9 de janeiro de 2019

Sinteal participa de reunião de lançamento da Campanha Salarial 2019 em Maceió

Representado por sua presidenta, Consuelo Correia, o Sinteal participou, na tarde desta terça-feira (08), na sede da Central Única dos Trabalhadores de Alagoas (CUT/AL), em Maceió, da primeira reunião do Movimento Unificado dos Servidores Públicos Municipais de Maceió, que, além do Sinteal, contou com a presença de representantes do SindPrev, SindsPref, Saseal, Sindacs, entre outras entidades sindicais. “Aproveitamos esta primeira reunião para lançar unificadamente a Campanha Salarial deste ano em Maceió, e já deliberamos algumas ações de luta e de tentativas de negociação, porque o saldo do ano passado é de perdas salariais que precisam ser corrigidas pela Prefeitura”, disse Consuelo.

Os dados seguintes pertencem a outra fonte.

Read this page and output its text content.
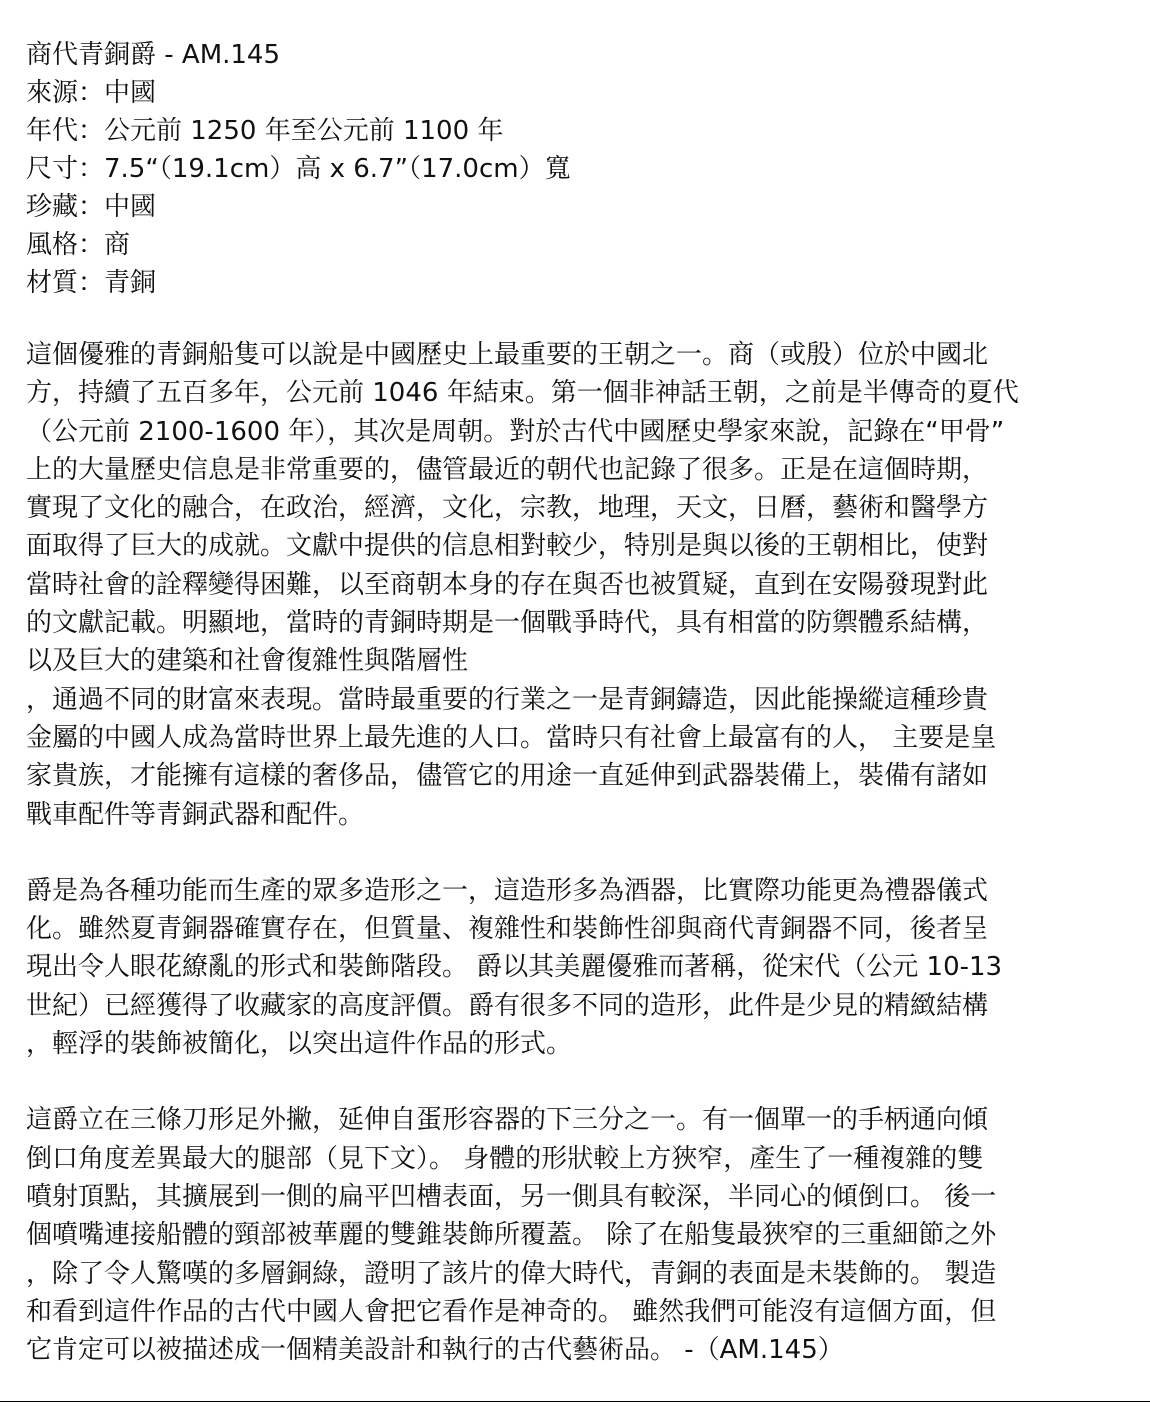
商代青銅爵 - AM.145

來源：中國

年代：公元前 1250 年至公元前 1100 年

尺寸：7.5“（19.1cm）高 x 6.7”（17.0cm）寬

珍藏：中國

風格：商

材質：青銅

這個優雅的青銅船隻可以說是中國歷史上最重要的王朝之一。商（或殷）位於中國北

方，持續了五百多年，公元前 1046 年結束。第一個非神話王朝，之前是半傳奇的夏代

（公元前 2100-1600 年），其次是周朝。對於古代中國歷史學家來說，記錄在“甲骨”

上的大量歷史信息是非常重要的，儘管最近的朝代也記錄了很多。正是在這個時期，

實現了文化的融合，在政治，經濟，文化，宗教，地理，天文，日曆，藝術和醫學方

面取得了巨大的成就。文獻中提供的信息相對較少，特別是與以後的王朝相比，使對

當時社會的詮釋變得困難，以至商朝本身的存在與否也被質疑，直到在安陽發現對此

的文獻記載。明顯地，當時的青銅時期是一個戰爭時代，具有相當的防禦體系結構，

以及巨大的建築和社會復雜性與階層性

，通過不同的財富來表現。當時最重要的行業之一是青銅鑄造，因此能操縱這種珍貴

金屬的中國人成為當時世界上最先進的人口。當時只有社會上最富有的人， 主要是皇

家貴族，才能擁有這樣的奢侈品，儘管它的用途一直延伸到武器裝備上，裝備有諸如

戰車配件等青銅武器和配件。

爵是為各種功能而生產的眾多造形之一，這造形多為酒器，比實際功能更為禮器儀式

化。雖然夏青銅器確實存在，但質量、複雜性和裝飾性卻與商代青銅器不同，後者呈

現出令人眼花繚亂的形式和裝飾階段。 爵以其美麗優雅而著稱，從宋代（公元 10-13

世紀）已經獲得了收藏家的高度評價。爵有很多不同的造形，此件是少見的精緻結構

，輕浮的裝飾被簡化，以突出這件作品的形式。

這爵立在三條刀形足外撇，延伸自蛋形容器的下三分之一。有一個單一的手柄通向傾

倒口角度差異最大的腿部（見下文）。 身體的形狀較上方狹窄，產生了一種複雜的雙

噴射頂點，其擴展到一側的扁平凹槽表面，另一側具有較深，半同心的傾倒口。 後一

個噴嘴連接船體的頸部被華麗的雙錐裝飾所覆蓋。 除了在船隻最狹窄的三重細節之外

，除了令人驚嘆的多層銅綠，證明了該片的偉大時代，青銅的表面是未裝飾的。 製造

和看到這件作品的古代中國人會把它看作是神奇的。 雖然我們可能沒有這個方面，但

它肯定可以被描述成一個精美設計和執行的古代藝術品。 -（AM.145）
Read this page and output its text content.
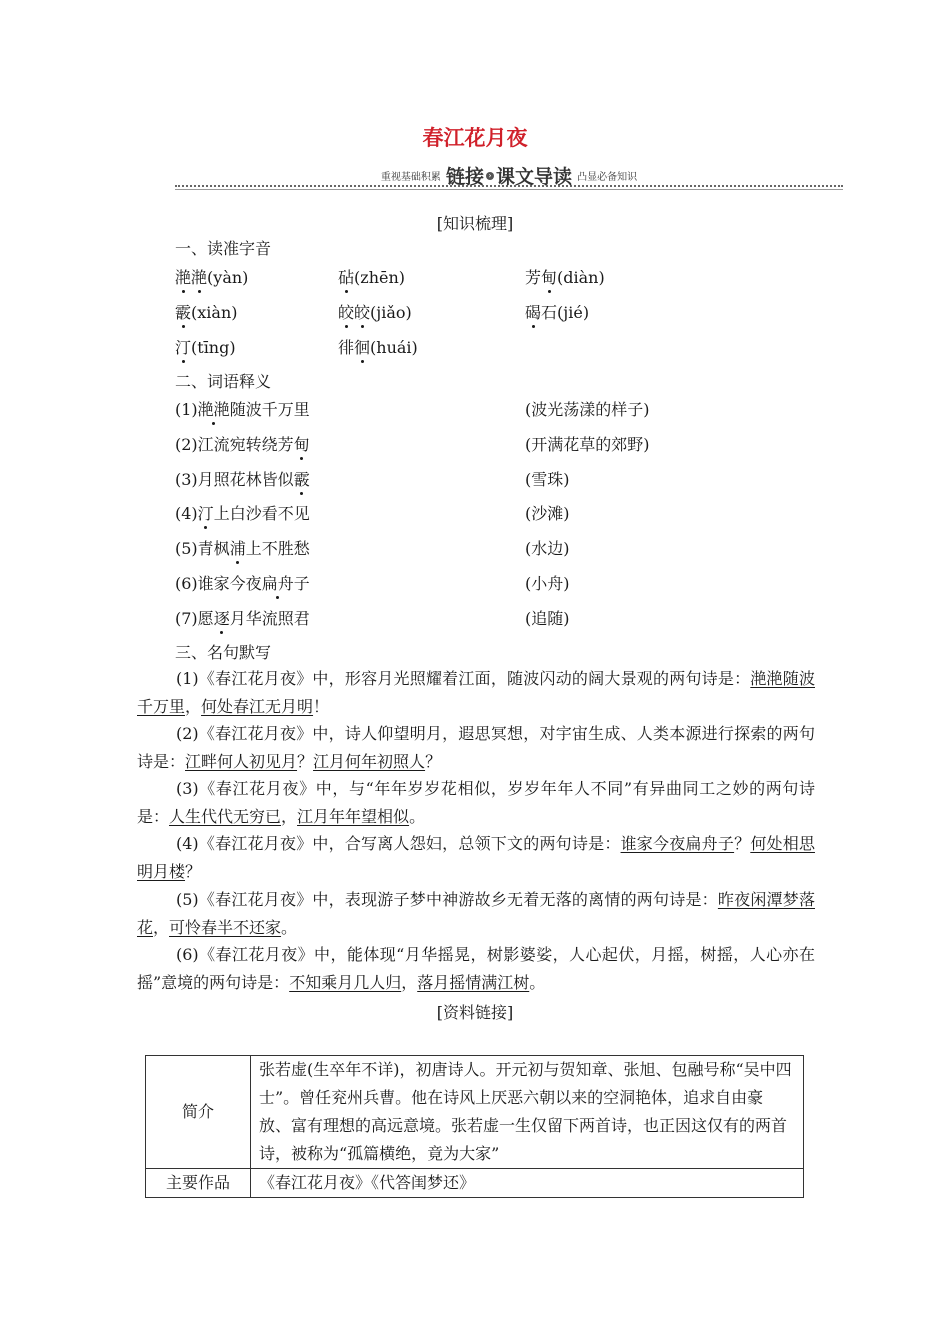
春江花月夜
重视基础积累 链接 › 课文导读 凸显必备知识
[知识梳理]
一、读准字音
滟滟(yàn)	砧(zhēn)	芳甸(diàn)
霰(xiàn)	皎皎(jiǎo)	碣石(jié)
汀(tīng)	徘徊(huái)
二、词语释义
(1)滟滟随波千万里	(波光荡漾的样子)
(2)江流宛转绕芳甸	(开满花草的郊野)
(3)月照花林皆似霰	(雪珠)
(4)汀上白沙看不见	(沙滩)
(5)青枫浦上不胜愁	(水边)
(6)谁家今夜扁舟子	(小舟)
(7)愿逐月华流照君	(追随)
三、名句默写
(1)《春江花月夜》中，形容月光照耀着江面，随波闪动的阔大景观的两句诗是：滟滟随波千万里，何处春江无月明！
(2)《春江花月夜》中，诗人仰望明月，遐思冥想，对宇宙生成、人类本源进行探索的两句诗是：江畔何人初见月？江月何年初照人？
(3)《春江花月夜》中，与“年年岁岁花相似，岁岁年年人不同”有异曲同工之妙的两句诗是：人生代代无穷已，江月年年望相似。
(4)《春江花月夜》中，合写离人怨妇，总领下文的两句诗是：谁家今夜扁舟子？何处相思明月楼？
(5)《春江花月夜》中，表现游子梦中神游故乡无着无落的离情的两句诗是：昨夜闲潭梦落花，可怜春半不还家。
(6)《春江花月夜》中，能体现“月华摇晃，树影婆娑，人心起伏，月摇，树摇，人心亦在摇”意境的两句诗是：不知乘月几人归，落月摇情满江树。
[资料链接]
简介	张若虚(生卒年不详)，初唐诗人。开元初与贺知章、张旭、包融号称“吴中四士”。曾任兖州兵曹。他在诗风上厌恶六朝以来的空洞艳体，追求自由豪放、富有理想的高远意境。张若虚一生仅留下两首诗，也正因这仅有的两首诗，被称为“孤篇横绝，竟为大家”
主要作品	《春江花月夜》《代答闺梦还》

Dentre as primeiras ações da Campanha Salarial 2019, o Movimento Unificado já encaminhou ofício à Secretaria Municipal de Gestão, na pessoa do seu titular Reinaldo Braga, solicitando a realização da primeira reunião do ano da Mesa de Negociação, que é composta por representantes de cada sindicato de servidores/as públicos/as municipais e da prefeitura, para iniciar as discussões em relação à recomposição das perdas salariais que, segundo os cálculos do Movimento Unificado, alcançam um percentual de, no mínimo, 15,41%, sem contar o IPCA. Em 2018, a Prefeitura de Maceió concedeu um reajuste de fome aos trabalhadores e trabalhadoras, da ordem de 2,95%

Primeira assembleia unificada

A reunião do Movimento Unificado também fechou posição quanto à realização da primeira assembleia unificada de luta dos/as servidores/as públicos/as de Maceió, que será realizada no dia 17 de janeiro (uma quinta-feira), às 09hs, no auditório do Sindicato dos Bancários, no Centro de Maceió.

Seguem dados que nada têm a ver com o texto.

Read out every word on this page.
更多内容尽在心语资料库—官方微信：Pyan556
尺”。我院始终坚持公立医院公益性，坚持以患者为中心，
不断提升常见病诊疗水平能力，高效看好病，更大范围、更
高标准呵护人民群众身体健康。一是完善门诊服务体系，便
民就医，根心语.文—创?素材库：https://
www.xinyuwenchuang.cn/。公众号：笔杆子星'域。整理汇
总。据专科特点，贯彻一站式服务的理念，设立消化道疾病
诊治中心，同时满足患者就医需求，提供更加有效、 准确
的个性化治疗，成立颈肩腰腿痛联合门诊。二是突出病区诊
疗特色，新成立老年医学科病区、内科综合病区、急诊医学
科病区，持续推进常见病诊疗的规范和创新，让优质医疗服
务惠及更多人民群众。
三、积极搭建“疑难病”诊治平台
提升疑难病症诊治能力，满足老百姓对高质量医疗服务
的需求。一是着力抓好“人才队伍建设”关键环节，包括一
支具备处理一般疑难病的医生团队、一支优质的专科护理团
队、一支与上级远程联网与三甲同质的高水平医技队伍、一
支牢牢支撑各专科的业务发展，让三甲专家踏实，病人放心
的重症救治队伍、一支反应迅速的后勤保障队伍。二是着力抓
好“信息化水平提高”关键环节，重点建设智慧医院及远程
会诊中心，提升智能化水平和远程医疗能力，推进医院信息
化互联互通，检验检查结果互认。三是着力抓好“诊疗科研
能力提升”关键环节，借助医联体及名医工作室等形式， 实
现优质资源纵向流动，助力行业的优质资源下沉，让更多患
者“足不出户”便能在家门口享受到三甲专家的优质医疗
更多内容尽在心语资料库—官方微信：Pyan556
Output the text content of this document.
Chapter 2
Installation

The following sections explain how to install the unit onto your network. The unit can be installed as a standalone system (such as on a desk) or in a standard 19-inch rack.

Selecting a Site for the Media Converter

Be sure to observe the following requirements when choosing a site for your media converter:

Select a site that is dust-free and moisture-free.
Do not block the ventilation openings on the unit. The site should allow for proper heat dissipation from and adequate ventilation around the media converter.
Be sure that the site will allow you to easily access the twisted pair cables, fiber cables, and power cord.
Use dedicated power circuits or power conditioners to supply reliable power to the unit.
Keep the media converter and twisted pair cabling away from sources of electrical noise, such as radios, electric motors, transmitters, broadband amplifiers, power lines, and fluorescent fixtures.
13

Segundo Consuelo, “a luta em Maceió tem situações unificadas, que unem todos os sindicatos, mas também apresenta situações específicas de cada categoria. No caso da Educação, vamos reivindicar, para já, a realização de reuniões com os representantes da prefeitura para tratar da nossa pauta de luta que, dentre outras bandeiras, envolve progressões por mérito e por titulação, calendário, chamada de concursados, o um terço de hora-atividade (neste caso, em relação à forma como está sendo implantado)”.